The intent of both the absolute and the relative PA questions was to quickly and easily classify older adults by their activity level. Since specific details related to frequency, duration and intensity are not referenced within the relative PA question, this question will remain accurate for assessment even when PA recommendations for older adults are revised, such as was done in the United States in 2007 [
22] and in Canada in 2011[
23]. The relative PA question may also be less prone to recall errors, compared to the absolute PA question, since participants do not need to remember the duration or frequency of their typically performed activities.
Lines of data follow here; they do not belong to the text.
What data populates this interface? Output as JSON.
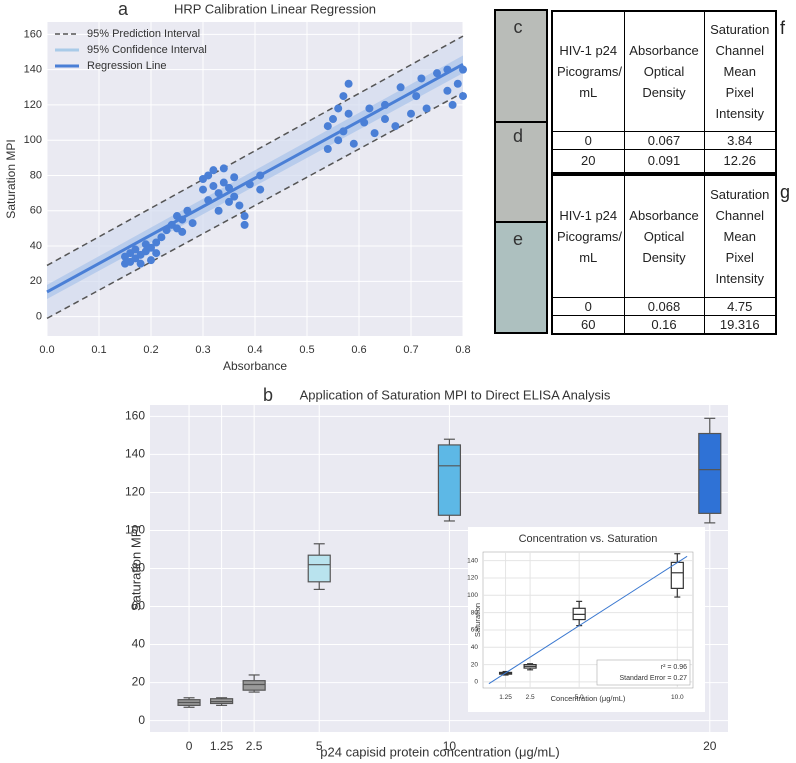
{
  "chart_data": [
    {
      "type": "scatter",
      "panel_label": "a",
      "title": "HRP Calibration Linear Regression",
      "xlabel": "Absorbance",
      "ylabel": "Saturation MPI",
      "xlim": [
        0,
        0.8
      ],
      "ylim": [
        -11,
        167
      ],
      "xticks": [
        {
          "value": 0,
          "label": "0.0"
        },
        0.1,
        0.2,
        0.3,
        0.4,
        0.5,
        0.6,
        0.7,
        0.8
      ],
      "yticks": [
        0,
        20,
        40,
        60,
        80,
        100,
        120,
        140,
        160
      ],
      "grid": true,
      "legend": "upper left",
      "points": {
        "color": "#4a7fd6",
        "x": [
          0.15,
          0.15,
          0.16,
          0.16,
          0.17,
          0.17,
          0.18,
          0.18,
          0.19,
          0.19,
          0.2,
          0.2,
          0.21,
          0.21,
          0.22,
          0.23,
          0.24,
          0.25,
          0.25,
          0.26,
          0.26,
          0.27,
          0.28,
          0.3,
          0.3,
          0.31,
          0.31,
          0.32,
          0.32,
          0.33,
          0.33,
          0.34,
          0.34,
          0.35,
          0.35,
          0.36,
          0.36,
          0.37,
          0.38,
          0.38,
          0.39,
          0.41,
          0.41,
          0.54,
          0.54,
          0.55,
          0.56,
          0.56,
          0.57,
          0.57,
          0.58,
          0.58,
          0.59,
          0.61,
          0.62,
          0.63,
          0.65,
          0.65,
          0.67,
          0.68,
          0.7,
          0.71,
          0.72,
          0.73,
          0.75,
          0.77,
          0.77,
          0.78,
          0.79,
          0.8,
          0.8
        ],
        "values": [
          30,
          34,
          31,
          36,
          33,
          38,
          35,
          30,
          37,
          41,
          32,
          39,
          36,
          42,
          45,
          49,
          52,
          50,
          57,
          55,
          48,
          60,
          53,
          72,
          78,
          66,
          80,
          74,
          83,
          60,
          70,
          76,
          84,
          65,
          73,
          68,
          79,
          63,
          52,
          57,
          75,
          72,
          80,
          95,
          108,
          112,
          100,
          118,
          105,
          125,
          115,
          132,
          98,
          110,
          118,
          104,
          112,
          120,
          108,
          130,
          115,
          125,
          135,
          118,
          138,
          128,
          140,
          120,
          132,
          125,
          140
        ]
      },
      "series": [
        {
          "name": "95% Prediction Interval",
          "color": "#555555",
          "style": "dashed",
          "fill": "#d3dcf0",
          "x": [
            0,
            0.8
          ],
          "upper": [
            29,
            159
          ],
          "lower": [
            -1,
            127
          ]
        },
        {
          "name": "95% Confidence Interval",
          "color": "#a9cbe8",
          "fill": "#a9c3ea",
          "x": [
            0,
            0.8
          ],
          "upper": [
            18,
            148
          ],
          "lower": [
            10,
            138
          ]
        },
        {
          "name": "Regression Line",
          "color": "#4a7fd6",
          "x": [
            0,
            0.8
          ],
          "values": [
            14,
            143
          ]
        }
      ]
    },
    {
      "type": "box",
      "panel_label": "b",
      "title": "Application of Saturation MPI to Direct ELISA Analysis",
      "xlabel": "p24 capisid protein concentration (μg/mL)",
      "ylabel": "Saturation MPI",
      "xlim": [
        -1.5,
        20.7
      ],
      "ylim": [
        -6,
        166
      ],
      "xticks": [
        0,
        1.25,
        2.5,
        5,
        10,
        20
      ],
      "yticks": [
        0,
        20,
        40,
        60,
        80,
        100,
        120,
        140,
        160
      ],
      "grid": true,
      "x": [
        0,
        1.25,
        2.5,
        5,
        10,
        20
      ],
      "whislo": [
        7,
        8,
        15,
        69,
        105,
        104
      ],
      "q1": [
        8,
        9,
        16,
        73,
        108,
        109
      ],
      "med": [
        9.5,
        10,
        19,
        82,
        134,
        132
      ],
      "q3": [
        11,
        11.5,
        21,
        87,
        145,
        151
      ],
      "whishi": [
        12,
        12,
        24,
        93,
        148,
        159
      ],
      "colors": [
        "#9a9a9a",
        "#9a9a9a",
        "#9a9a9a",
        "#b9e3ee",
        "#5db8e6",
        "#2f72d6"
      ],
      "edge_color": "#555555"
    },
    {
      "type": "box",
      "title": "Concentration vs. Saturation",
      "xlabel": "Concentration (μg/mL)",
      "ylabel": "Saturation",
      "xlim": [
        0.1,
        10.8
      ],
      "ylim": [
        -7,
        150
      ],
      "xticks": [
        1.25,
        2.5,
        {
          "value": 5,
          "label": "5.0"
        },
        {
          "value": 10,
          "label": "10.0"
        }
      ],
      "yticks": [
        0,
        20,
        40,
        60,
        80,
        100,
        120,
        140
      ],
      "grid": true,
      "x": [
        1.25,
        2.5,
        5,
        10
      ],
      "whislo": [
        8,
        14,
        65,
        98
      ],
      "q1": [
        9,
        16,
        72,
        108
      ],
      "med": [
        10,
        18,
        78,
        126
      ],
      "q3": [
        11,
        20,
        85,
        138
      ],
      "whishi": [
        12,
        21,
        93,
        148
      ],
      "colors": [
        "#ffffff",
        "#ffffff",
        "#ffffff",
        "#ffffff"
      ],
      "edge_color": "#333333",
      "fit": {
        "color": "#3a78d0",
        "x": [
          0.4,
          10.5
        ],
        "values": [
          -2,
          145
        ]
      },
      "annotations": [
        "r² = 0.96",
        "Standard Error = 0.27"
      ]
    }
  ],
  "photo_labels": [
    "c",
    "d",
    "e"
  ],
  "tables": [
    {
      "label": "f",
      "header": [
        "HIV-1 p24 Picograms/ mL",
        "Absorbance Optical Density",
        "Saturation Channel Mean Pixel Intensity"
      ],
      "rows": [
        [
          0,
          0.067,
          3.84
        ],
        [
          20,
          0.091,
          12.26
        ]
      ]
    },
    {
      "label": "g",
      "header": [
        "HIV-1 p24 Picograms/ mL",
        "Absorbance Optical Density",
        "Saturation Channel Mean Pixel Intensity"
      ],
      "rows": [
        [
          0,
          0.068,
          4.75
        ],
        [
          60,
          0.16,
          19.316
        ]
      ]
    }
  ]
}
It is known that in general, people tend to over-report PA levels [
24]. In the self-reported health literature, it was noted that with increasing age, people tended to overestimate their health when comparing themselves to others or alternatively, they underestimated the health of others [
14]. Thus, it is plausible that the participants in this study may have overestimated their PA, and perhaps to a greater extent when responding to the relative PA question. This should be kept in mind when interpreting the results of this study and when considering the merits of measuring PA using an absolute or a relative question.
Other limitations exist for the present study. Participants included in this study were Canadian veterans of World War II or the Korean War and their caregivers, a highly selected group of older adults. In addition, some of the validation measures were only available on participants in the study who had reported at least one modifiable fall risk factor. The Project to Prevent Falls in Veterans (PPFV) began as a randomly selected sample; however, only 13% of the original participants were included as part of the risk factor modification trial and a smaller percentage completed the second clinical assessment and the final telephone interview. As a result, it is likely that the participants included in this study are different than the general population of older Canadian veterans and their caregivers. Caution should be taken in generalizing results from our study to populations that may differ clinically and demographically.
The present analyses were done because we had data that allowed us to do these comparisons, but were not part of a validation study planned a priori. It is therefore possible that the modest validity correlations achieved may be partially due to the measures selected for validation. Since there is no widely accepted criterion of PA [
24], we chose to evaluate the convergent validity of two single-item PA questions, by comparing them with indicators of physical functioning. We recognize, however, that capacity to perform PA does not equal actual performance. As a result, correlation coefficients indicating more than a moderate association may not be possible when using indicators of physical functioning as validation measures. A related limitation is that while some of the indicators of physical function were objectively measured performance-based outcomes, others were measures of self-reported functional ability. Self-reported measures can be affected by factors such as cognitive impairment and guessing among older populations [
25]. Additionally, it would have been preferable if the indicators of physical functioning were measured at the same time as the PA questions. Even so, we hypothesize that any resulting bias is likely toward the null, indicating that correlations may have been stronger if these measures had been conducted closer in time.